N: Lo studio che ho fatto in questi quattro anni è il primo nel suo genere: valuta l’effetto del movimento passivo degli arti sui circuiti spinali. Un risultato importante che ho avuto è che la durata della sessione di training influenza in maniera diversa differenti circuiti spinali. Infatti, sessioni di training di breve durata (30 minuti) hanno un effetto sui circuiti ventrali locomotori facilitando il pattern locomotorio.
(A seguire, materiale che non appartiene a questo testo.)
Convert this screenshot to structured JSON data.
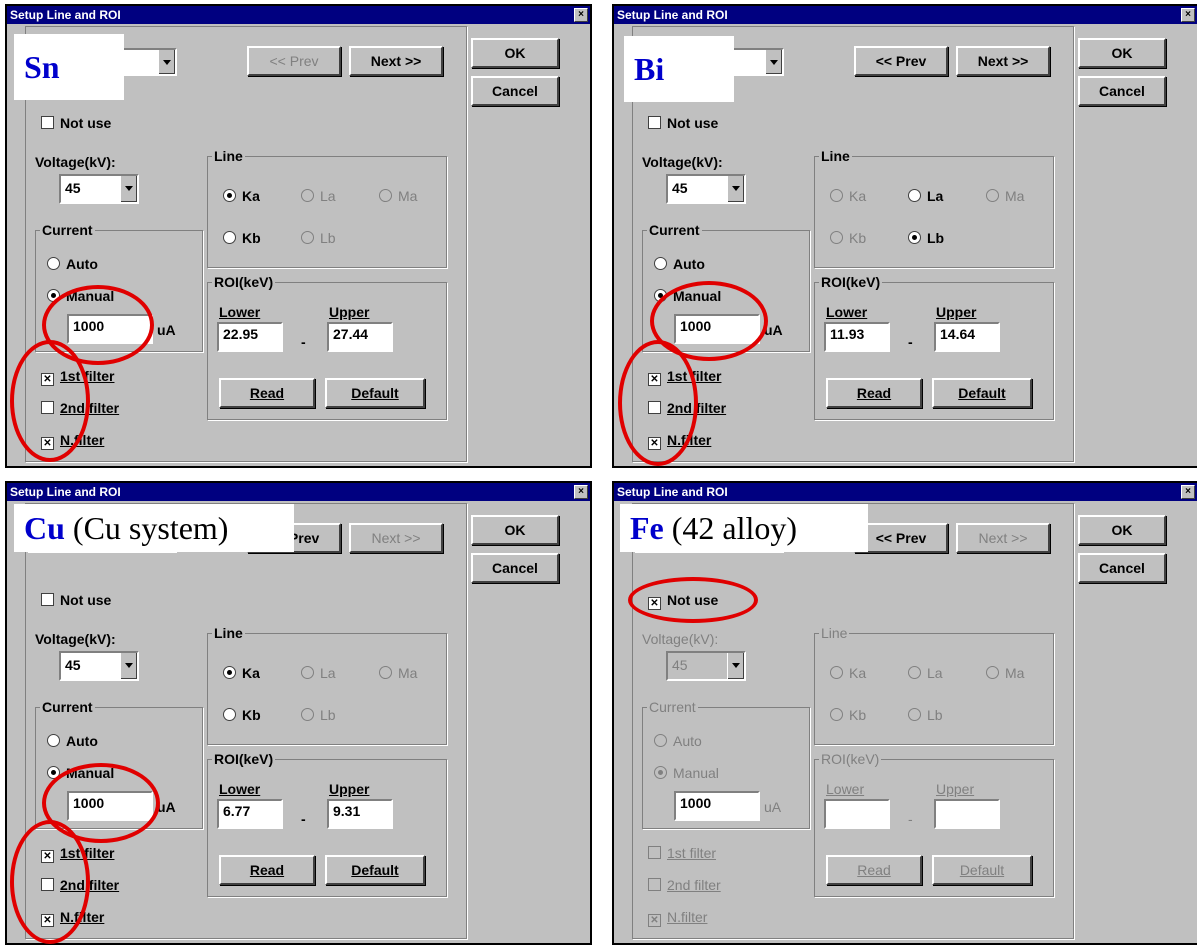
{
  "colors": {
    "titlebar": "#000080",
    "dialog": "#c0c0c0",
    "highlight": "#e00000",
    "element_label": "#0000cc"
  },
  "dialogs": [
    {
      "title": "Setup Line and ROI",
      "close_icon": "close-icon",
      "overlay": {
        "element": "Sn",
        "note": ""
      },
      "prev_label": "<< Prev",
      "next_label": "Next >>",
      "prev_enabled": false,
      "next_enabled": true,
      "ok_label": "OK",
      "cancel_label": "Cancel",
      "not_use_label": "Not use",
      "not_use_checked": false,
      "voltage_label": "Voltage(kV):",
      "voltage_value": "45",
      "current_label": "Current",
      "auto_label": "Auto",
      "manual_label": "Manual",
      "current_mode": "manual",
      "current_value": "1000",
      "current_unit": "uA",
      "filter1_label": "1st filter",
      "filter1_checked": true,
      "filter2_label": "2nd filter",
      "filter2_checked": false,
      "nfilter_label": "N.filter",
      "nfilter_checked": true,
      "line_label": "Line",
      "lines": {
        "Ka": "Ka",
        "La": "La",
        "Ma": "Ma",
        "Kb": "Kb",
        "Lb": "Lb"
      },
      "line_enabled": {
        "Ka": true,
        "La": false,
        "Ma": false,
        "Kb": true,
        "Lb": false
      },
      "line_selected": "Ka",
      "roi_label": "ROI(keV)",
      "lower_label": "Lower",
      "upper_label": "Upper",
      "lower_value": "22.95",
      "upper_value": "27.44",
      "read_label": "Read",
      "default_label": "Default",
      "disabled": false
    },
    {
      "title": "Setup Line and ROI",
      "close_icon": "close-icon",
      "overlay": {
        "element": "Bi",
        "note": ""
      },
      "prev_label": "<< Prev",
      "next_label": "Next >>",
      "prev_enabled": true,
      "next_enabled": true,
      "ok_label": "OK",
      "cancel_label": "Cancel",
      "not_use_label": "Not use",
      "not_use_checked": false,
      "voltage_label": "Voltage(kV):",
      "voltage_value": "45",
      "current_label": "Current",
      "auto_label": "Auto",
      "manual_label": "Manual",
      "current_mode": "manual",
      "current_value": "1000",
      "current_unit": "uA",
      "filter1_label": "1st filter",
      "filter1_checked": true,
      "filter2_label": "2nd filter",
      "filter2_checked": false,
      "nfilter_label": "N.filter",
      "nfilter_checked": true,
      "line_label": "Line",
      "lines": {
        "Ka": "Ka",
        "La": "La",
        "Ma": "Ma",
        "Kb": "Kb",
        "Lb": "Lb"
      },
      "line_enabled": {
        "Ka": false,
        "La": true,
        "Ma": false,
        "Kb": false,
        "Lb": true
      },
      "line_selected": "Lb",
      "roi_label": "ROI(keV)",
      "lower_label": "Lower",
      "upper_label": "Upper",
      "lower_value": "11.93",
      "upper_value": "14.64",
      "read_label": "Read",
      "default_label": "Default",
      "disabled": false
    },
    {
      "title": "Setup Line and ROI",
      "close_icon": "close-icon",
      "overlay": {
        "element": "Cu",
        "note": " (Cu system)"
      },
      "prev_label": "<< Prev",
      "next_label": "Next >>",
      "prev_enabled": true,
      "next_enabled": false,
      "ok_label": "OK",
      "cancel_label": "Cancel",
      "not_use_label": "Not use",
      "not_use_checked": false,
      "voltage_label": "Voltage(kV):",
      "voltage_value": "45",
      "current_label": "Current",
      "auto_label": "Auto",
      "manual_label": "Manual",
      "current_mode": "manual",
      "current_value": "1000",
      "current_unit": "uA",
      "filter1_label": "1st filter",
      "filter1_checked": true,
      "filter2_label": "2nd filter",
      "filter2_checked": false,
      "nfilter_label": "N.filter",
      "nfilter_checked": true,
      "line_label": "Line",
      "lines": {
        "Ka": "Ka",
        "La": "La",
        "Ma": "Ma",
        "Kb": "Kb",
        "Lb": "Lb"
      },
      "line_enabled": {
        "Ka": true,
        "La": false,
        "Ma": false,
        "Kb": true,
        "Lb": false
      },
      "line_selected": "Ka",
      "roi_label": "ROI(keV)",
      "lower_label": "Lower",
      "upper_label": "Upper",
      "lower_value": "6.77",
      "upper_value": "9.31",
      "read_label": "Read",
      "default_label": "Default",
      "disabled": false
    },
    {
      "title": "Setup Line and ROI",
      "close_icon": "close-icon",
      "overlay": {
        "element": "Fe",
        "note": " (42 alloy)"
      },
      "prev_label": "<< Prev",
      "next_label": "Next >>",
      "prev_enabled": true,
      "next_enabled": false,
      "ok_label": "OK",
      "cancel_label": "Cancel",
      "not_use_label": "Not use",
      "not_use_checked": true,
      "voltage_label": "Voltage(kV):",
      "voltage_value": "45",
      "current_label": "Current",
      "auto_label": "Auto",
      "manual_label": "Manual",
      "current_mode": "manual",
      "current_value": "1000",
      "current_unit": "uA",
      "filter1_label": "1st filter",
      "filter1_checked": false,
      "filter2_label": "2nd filter",
      "filter2_checked": false,
      "nfilter_label": "N.filter",
      "nfilter_checked": true,
      "line_label": "Line",
      "lines": {
        "Ka": "Ka",
        "La": "La",
        "Ma": "Ma",
        "Kb": "Kb",
        "Lb": "Lb"
      },
      "line_enabled": {
        "Ka": false,
        "La": false,
        "Ma": false,
        "Kb": false,
        "Lb": false
      },
      "line_selected": "",
      "roi_label": "ROI(keV)",
      "lower_label": "Lower",
      "upper_label": "Upper",
      "lower_value": "",
      "upper_value": "",
      "read_label": "Read",
      "default_label": "Default",
      "disabled": true
    }
  ]
}
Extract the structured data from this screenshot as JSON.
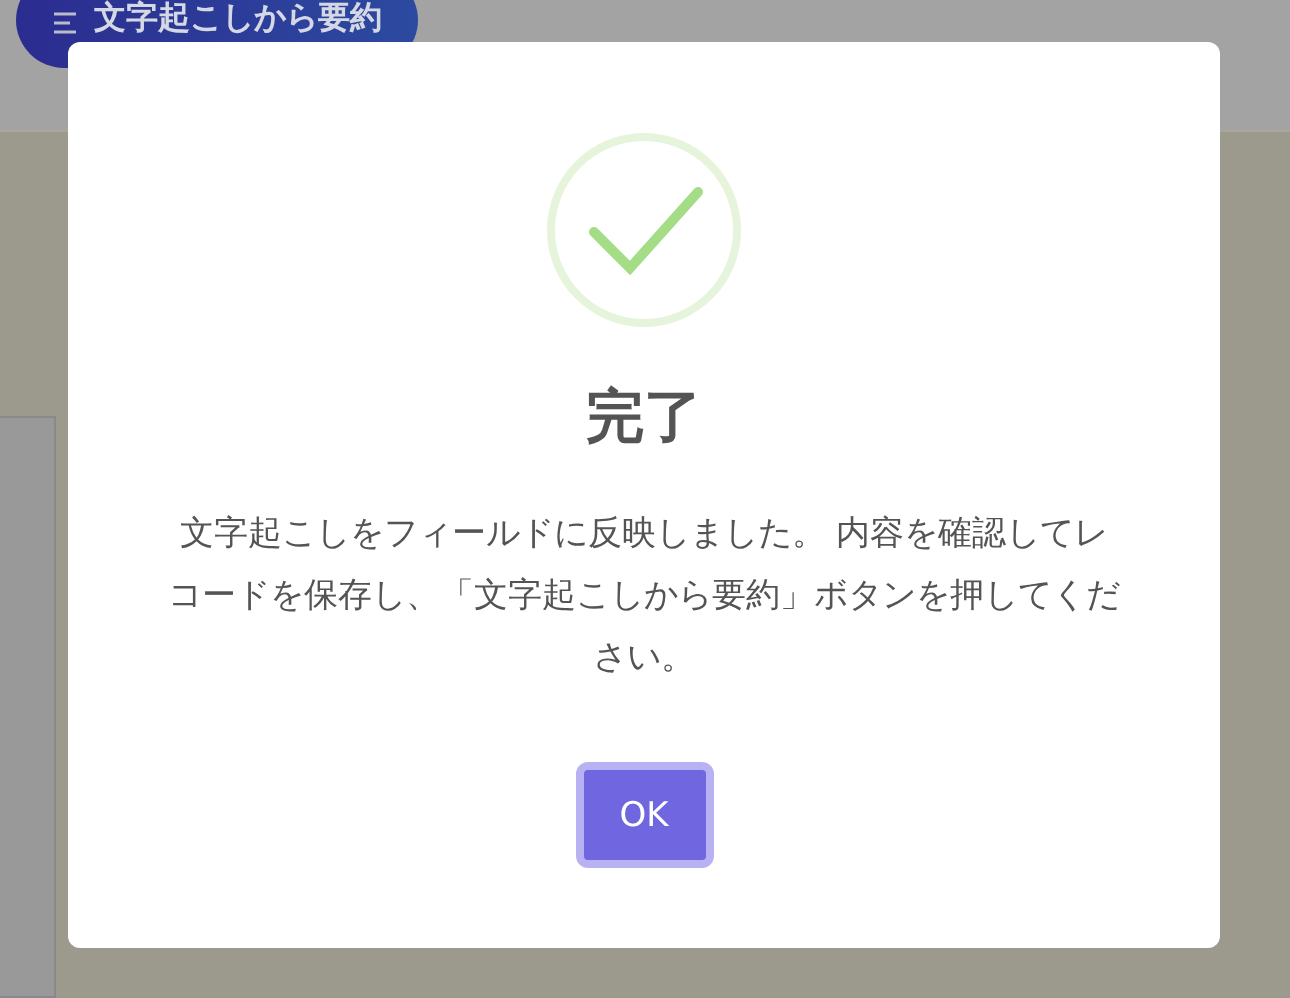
{
  "background": {
    "header_button": {
      "label": "文字起こしから要約"
    }
  },
  "dialog": {
    "title": "完了",
    "message": "文字起こしをフィールドに反映しました。 内容を確認してレコードを保存し、「文字起こしから要約」ボタンを押してください。",
    "buttons": [
      "OK"
    ]
  }
}
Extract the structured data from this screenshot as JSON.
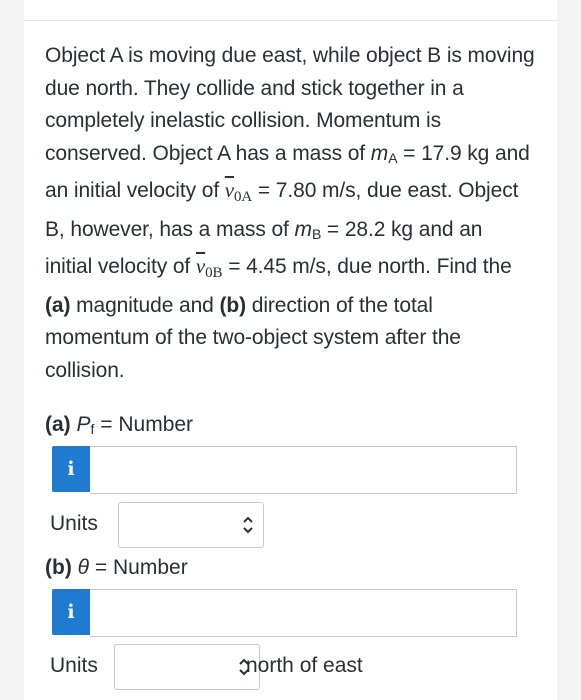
{
  "problem": {
    "s1": "Object A is moving due east, while object B is moving due north. They collide and stick together in a completely inelastic collision. Momentum is conserved. Object A has a mass of ",
    "mA_var": "m",
    "mA_sub": "A",
    "s2": " = 17.9 kg and an initial velocity of ",
    "v0A_var": "v",
    "v0A_sub": "0A",
    "s3": " = 7.80 m/s, due east. Object B, however, has a mass of ",
    "mB_var": "m",
    "mB_sub": "B",
    "s4": " = 28.2 kg and an initial velocity of ",
    "v0B_var": "v",
    "v0B_sub": "0B",
    "s5": " = 4.45 m/s, due north. Find the ",
    "a_label": "(a)",
    "s6": " magnitude and ",
    "b_label": "(b)",
    "s7": " direction of the total momentum of the two-object system after the collision."
  },
  "part_a": {
    "label": "(a)",
    "var": "P",
    "var_sub": "f",
    "eq": " = Number",
    "info_icon": "i",
    "input_value": "",
    "units_label": "Units",
    "units_value": ""
  },
  "part_b": {
    "label": "(b)",
    "var": "θ",
    "eq": " = Number",
    "info_icon": "i",
    "input_value": "",
    "units_label": "Units",
    "units_value": "",
    "after_units": "north of east"
  },
  "colors": {
    "info_button": "#1f7ad1",
    "text": "#2a2f36",
    "border": "#c9c9c9"
  }
}
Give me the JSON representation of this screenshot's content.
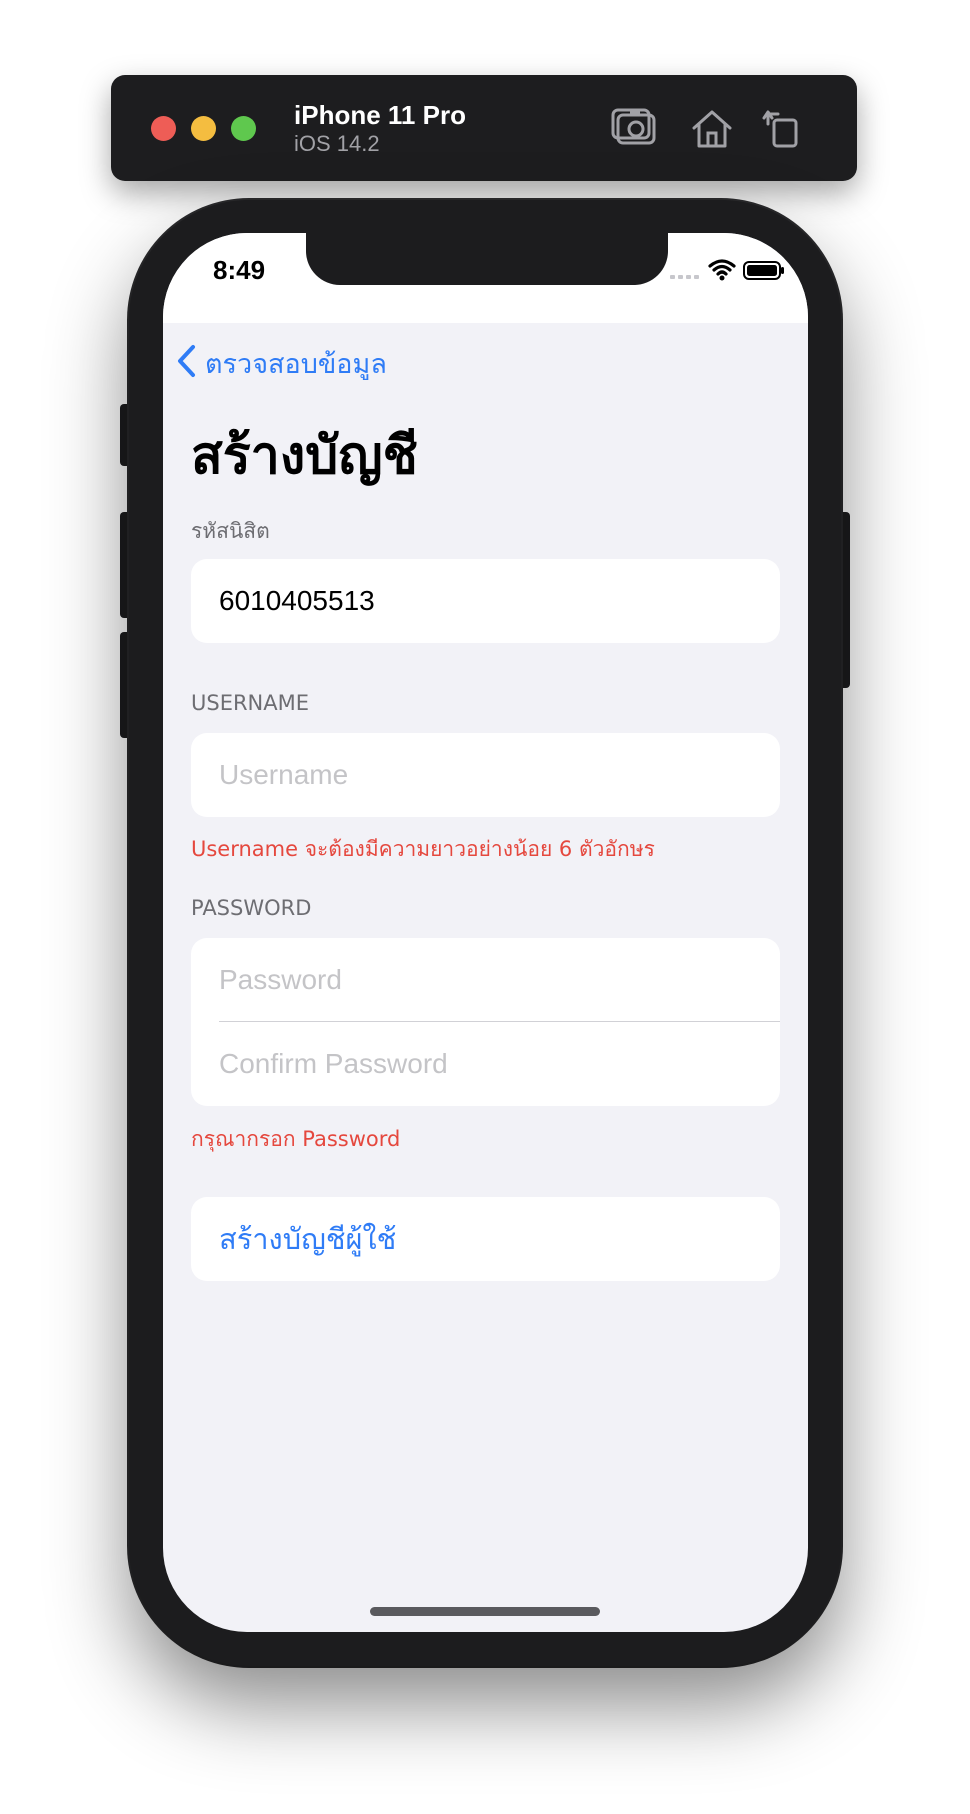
{
  "simulator": {
    "device_name": "iPhone 11 Pro",
    "os_version": "iOS 14.2",
    "toolbar_icons": [
      "screenshot-icon",
      "home-icon",
      "rotate-icon"
    ]
  },
  "status_bar": {
    "time": "8:49",
    "icons": [
      "cellular-signal-icon",
      "wifi-icon",
      "battery-icon"
    ]
  },
  "nav": {
    "back_label": "ตรวจสอบข้อมูล",
    "title": "สร้างบัญชี"
  },
  "form": {
    "student_id": {
      "header": "รหัสนิสิต",
      "value": "6010405513"
    },
    "username": {
      "header": "USERNAME",
      "placeholder": "Username",
      "value": "",
      "error": "Username จะต้องมีความยาวอย่างน้อย 6 ตัวอักษร"
    },
    "password": {
      "header": "PASSWORD",
      "placeholder": "Password",
      "confirm_placeholder": "Confirm Password",
      "error": "กรุณากรอก Password"
    },
    "submit_label": "สร้างบัญชีผู้ใช้"
  },
  "colors": {
    "accent": "#2f7cf6",
    "error": "#e5483e",
    "background": "#f2f2f7"
  }
}
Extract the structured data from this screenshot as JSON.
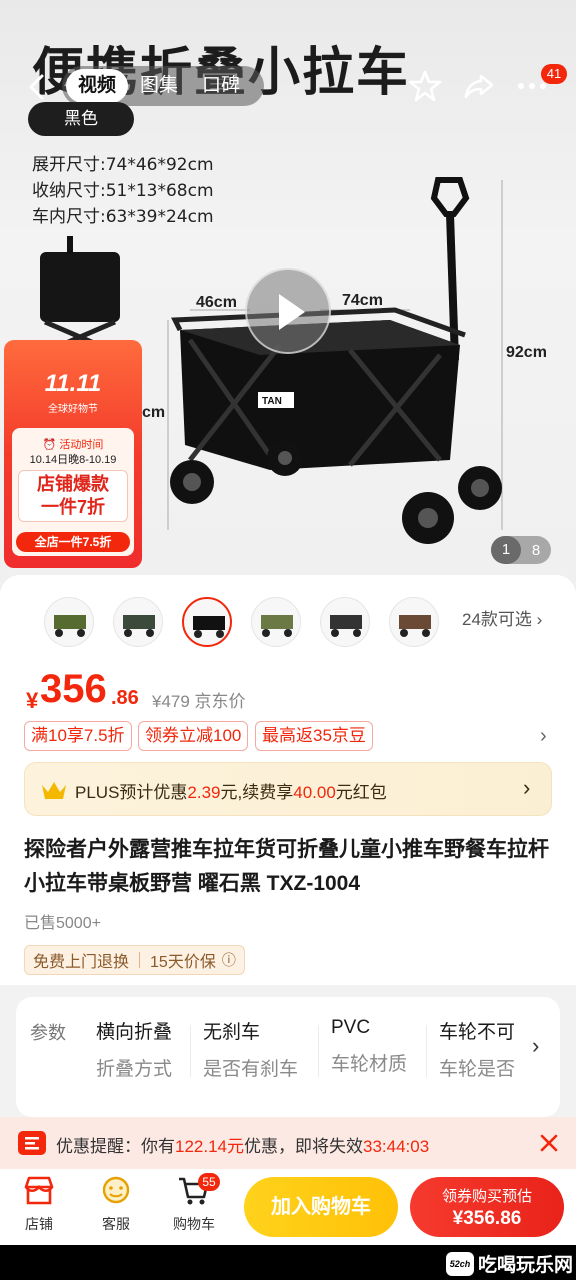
{
  "hero": {
    "heading": "便携折叠小拉车",
    "media_tabs": [
      "视频",
      "图集",
      "口碑"
    ],
    "cart_badge_count": "41",
    "color_label": "黑色",
    "specs": [
      "展开尺寸:74*46*92cm",
      "收纳尺寸:51*13*68cm",
      "车内尺寸:63*39*24cm"
    ],
    "dim_labels": {
      "width": "46cm",
      "length": "74cm",
      "height": "92cm",
      "side": "cm"
    },
    "page_current": "1",
    "page_total": "8",
    "promo": {
      "logo": "11.11",
      "subtitle": "全球好物节",
      "time_label": "活动时间",
      "date": "10.14日晚8-10.19",
      "big_line1": "店铺爆款",
      "big_line2": "一件7折",
      "footer": "全店一件7.5折"
    }
  },
  "product": {
    "variants_count": "24款可选",
    "price_currency": "¥",
    "price_int": "356",
    "price_dec": ".86",
    "orig_price": "¥479 京东价",
    "promo_tags": [
      "满10享7.5折",
      "领券立减100",
      "最高返35京豆"
    ],
    "plus": {
      "prefix": "PLUS预计优惠",
      "amount": "2.39",
      "mid": "元,续费享",
      "amount2": "40.00",
      "suffix": "元红包"
    },
    "title": "探险者户外露营推车拉年货可折叠儿童小推车野餐车拉杆小拉车带桌板野营 曜石黑 TXZ-1004",
    "sold": "已售5000+",
    "services": [
      "免费上门退换",
      "15天价保"
    ]
  },
  "params": {
    "header": "参数",
    "items": [
      {
        "value": "横向折叠",
        "key": "折叠方式"
      },
      {
        "value": "无刹车",
        "key": "是否有刹车"
      },
      {
        "value": "PVC",
        "key": "车轮材质"
      },
      {
        "value": "车轮不可",
        "key": "车轮是否"
      }
    ]
  },
  "reminder": {
    "prefix": "优惠提醒：你有",
    "amount": "122.14元",
    "mid": "优惠，即将失效",
    "countdown": "33:44:03"
  },
  "bottom_bar": {
    "store": "店铺",
    "service": "客服",
    "cart": "购物车",
    "cart_count": "55",
    "add_cart": "加入购物车",
    "buy_line1": "领券购买预估",
    "buy_line2": "¥356.86"
  },
  "watermark": {
    "logo": "52ch",
    "text": "吃喝玩乐网"
  },
  "colors": {
    "accent": "#f2270c",
    "gold": "#ffc107"
  }
}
Diversamente sessioni di training lunghe (90 minuti) perdono la capacità di facilitare i circuiti locomotori, influenzano invece i circuiti dorsali inducendo un’iperattività degli stessi. Il significato di questa iperattività non è al momento noto, va investigata in modelli preclinici per capire che tipo di funzione possa avere: se promuove stati dolorifici cronici oppure, al contrario, previene l’insorgenza di neuropatie.

R: E in relazione ai circuiti ventrali perché viene perso l’effetto facilitatore della locomozione?

N: Abbiamo cercato di investigare i meccanismi di funzionamento: sembra che a livello di motoneuroni, i neuroni che trasmettono il segnale alle fibre muscolari, ci sia un aumento di segnali inibitori in seguito a lunghe sessioni di training.

R: Come mai?

N: Non lo sappiamo ancora. Per rispondere a questa domanda è necessario studiare i circuiti che si trovano a monte dei motoneuroni, i circuiti di interneuroni ventrali, per capire quali interneuroni ventrali vengono attivati durante una lunga sessione di training.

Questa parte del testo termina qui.